# Fox Ntx-r !!!



## Fury87 (21. Januar 2011)

Hallo.

Ich Suche gerade nach neuen Bissanzeigern und Tendiere zu den Fox ntx-r. Ja, ich weiß, dass viele nie im leben so viel Geld für Bissanzeiger ausgeben würden und es auch nicht verstehen, wenn andere dafür so viel Bezahlen, aber darum geht es mir nicht.

Hat von euch schon jemand positive oder Negative erfahrungen mit den Bissanzeigern gemacht?

Was mich ein wenig Abschreckt ist, dass ich jetzt von ein paar leuten gehört habe, dass die bissanzeiger nachdem es geregnet hat ihren geist aufgegeben haben. Wie gesagt, dass habe ich jetzt nicht nur von einer Person gehört, sondern von 4 leuten! darunter waren auch 2 Kumpels von mir.
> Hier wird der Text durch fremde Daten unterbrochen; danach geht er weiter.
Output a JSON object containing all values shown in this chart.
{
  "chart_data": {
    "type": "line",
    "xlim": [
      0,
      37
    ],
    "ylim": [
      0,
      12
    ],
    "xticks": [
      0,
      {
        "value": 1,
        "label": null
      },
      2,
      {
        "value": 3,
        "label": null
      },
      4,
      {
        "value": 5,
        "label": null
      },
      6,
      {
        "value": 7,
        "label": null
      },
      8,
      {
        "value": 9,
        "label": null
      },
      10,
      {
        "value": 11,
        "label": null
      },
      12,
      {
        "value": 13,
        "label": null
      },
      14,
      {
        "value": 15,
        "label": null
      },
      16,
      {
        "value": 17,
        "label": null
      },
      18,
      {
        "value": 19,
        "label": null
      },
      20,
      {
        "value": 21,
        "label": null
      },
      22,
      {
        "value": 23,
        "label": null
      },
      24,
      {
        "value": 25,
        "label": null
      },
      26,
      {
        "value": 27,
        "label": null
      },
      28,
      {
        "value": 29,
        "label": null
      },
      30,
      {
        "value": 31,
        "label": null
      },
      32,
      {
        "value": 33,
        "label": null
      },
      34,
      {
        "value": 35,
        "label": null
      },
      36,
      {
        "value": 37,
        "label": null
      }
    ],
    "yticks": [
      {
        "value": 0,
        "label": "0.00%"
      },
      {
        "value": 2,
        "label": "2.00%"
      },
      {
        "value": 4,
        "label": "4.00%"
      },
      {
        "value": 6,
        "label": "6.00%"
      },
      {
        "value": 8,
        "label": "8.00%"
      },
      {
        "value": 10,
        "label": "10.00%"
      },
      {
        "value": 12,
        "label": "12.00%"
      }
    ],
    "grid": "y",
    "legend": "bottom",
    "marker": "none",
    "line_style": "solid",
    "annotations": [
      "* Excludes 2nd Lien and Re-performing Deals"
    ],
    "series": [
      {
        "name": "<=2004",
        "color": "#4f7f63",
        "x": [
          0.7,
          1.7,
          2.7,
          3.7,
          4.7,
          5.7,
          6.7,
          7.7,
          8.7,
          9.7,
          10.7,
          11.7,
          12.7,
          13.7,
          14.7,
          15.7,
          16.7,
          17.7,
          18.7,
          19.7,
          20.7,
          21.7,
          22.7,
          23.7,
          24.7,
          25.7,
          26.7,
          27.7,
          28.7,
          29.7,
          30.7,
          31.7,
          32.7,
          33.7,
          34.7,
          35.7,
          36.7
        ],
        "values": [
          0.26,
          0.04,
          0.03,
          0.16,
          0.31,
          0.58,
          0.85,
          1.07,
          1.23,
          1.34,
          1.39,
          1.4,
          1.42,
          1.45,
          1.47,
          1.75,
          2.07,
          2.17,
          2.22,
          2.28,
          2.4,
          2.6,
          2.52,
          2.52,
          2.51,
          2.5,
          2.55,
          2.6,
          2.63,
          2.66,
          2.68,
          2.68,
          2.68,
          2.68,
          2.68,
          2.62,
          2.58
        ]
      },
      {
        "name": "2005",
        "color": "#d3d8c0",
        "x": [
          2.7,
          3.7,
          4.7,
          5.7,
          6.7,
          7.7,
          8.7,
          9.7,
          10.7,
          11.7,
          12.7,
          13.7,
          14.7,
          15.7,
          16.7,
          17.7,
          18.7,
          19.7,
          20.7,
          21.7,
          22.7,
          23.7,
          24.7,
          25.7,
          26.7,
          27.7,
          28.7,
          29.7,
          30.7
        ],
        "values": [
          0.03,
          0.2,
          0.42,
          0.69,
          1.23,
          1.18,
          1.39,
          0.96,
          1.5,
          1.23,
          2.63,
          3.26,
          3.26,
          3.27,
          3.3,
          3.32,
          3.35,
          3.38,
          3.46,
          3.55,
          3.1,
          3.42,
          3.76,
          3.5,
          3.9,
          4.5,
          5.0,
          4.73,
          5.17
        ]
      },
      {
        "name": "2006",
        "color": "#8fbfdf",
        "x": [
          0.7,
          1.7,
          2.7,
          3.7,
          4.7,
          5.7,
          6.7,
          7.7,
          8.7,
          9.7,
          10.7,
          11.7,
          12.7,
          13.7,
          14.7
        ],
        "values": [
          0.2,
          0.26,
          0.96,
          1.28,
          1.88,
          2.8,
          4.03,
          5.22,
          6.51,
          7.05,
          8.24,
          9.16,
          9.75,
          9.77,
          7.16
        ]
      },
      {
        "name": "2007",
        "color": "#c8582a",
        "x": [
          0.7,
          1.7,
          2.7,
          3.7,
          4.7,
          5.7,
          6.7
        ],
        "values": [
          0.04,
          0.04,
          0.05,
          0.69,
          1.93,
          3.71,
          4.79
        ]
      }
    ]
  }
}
Also alle die erfahrungen mit den Fox Ntx-r bissanzeigern gemacht haben, schreibt bitte.


----------



## Syntac (22. Januar 2011)

*AW: Fox Ntx-r !!!*

Also vorab, ich hab keine Erfahrung mit den Piepern. Von anderen Fox war ich aber nicht so begeistert. 
Und wenn 4 Leute in meinem Bekanntenkreis mit einem so hochpreisigen Produkt Probleme hatten, bzw. einen Ausfall, würden die für mich nicht in Frage kommen. 
Ich werde mal abwarten, bis es mehr Erfahrungsberichte zu den Nash Siren gibt, die machen nen guten Eindruck.


----------



## punkarpfen (22. Januar 2011)

*AW: Fox Ntx-r !!!*

Ein Kumpel hat die NTXRund das erste Set was er hatte, war gleich Müll! Nach der Reklamation hat er ein neues Set bekommen und das funktioniert erstmal anstandslos. Bei der Preisklasse ist es aber eine Frechheit ein nicht ausgereiftes Produkt zu verkaufen.


----------



## Fury87 (22. Januar 2011)

*AW: Fox Ntx-r !!!*

Ja, vorallem kommt es einen so vor, als hätten die krankhaft versucht neue bissanzeiger auf den markt zu bringen, ohne sie vorher richtig getestet zu haben! Hatten wahrscheinlich zeitdruck und das testen dürfen jetzt die Kunden übernehmen. :r

Also gibt es auch welche, die damit noch keine probleme hatten?


----------



## CKlein (22. Januar 2011)

*AW: Fox Ntx-r !!!*

Fische die NTXr jetzt seit einem Jahr und konnte bis jetzt keinen negativen Punkt finden. Für mich ein teures aber gutes Produkt.


----------



## Xarrox (22. Januar 2011)

*AW: Fox Ntx-r !!!*

HAb auch ma überlegt mir die zu kaufen aber dann oft net so gutes drüber gelesen Schade eigentlich...hab mir jetzt im dezember die Carpsounder Roc XRS gekauft und die sind echt Geil |supergri hatte davor die SX und mit den war ich auch immer sehr zufrieden ma sehen was ich in ein paar jahren zu den ROCs sage |supergri


----------



## Fury87 (23. Januar 2011)

*AW: Fox Ntx-r !!!*

Also, dass man so viel Schlechtes über die Bissanzeiger hört finde ich schon sehr heftig! #t 

Die carp Sounder kamen mir auch schon in den Sinn! Aber da soll der Empfänger nicht ganz so klasse sein. Also das die nur bis 50m entfernung reichen, und das die Batterien schnell leer gehen, haben die immernoch dieses problem?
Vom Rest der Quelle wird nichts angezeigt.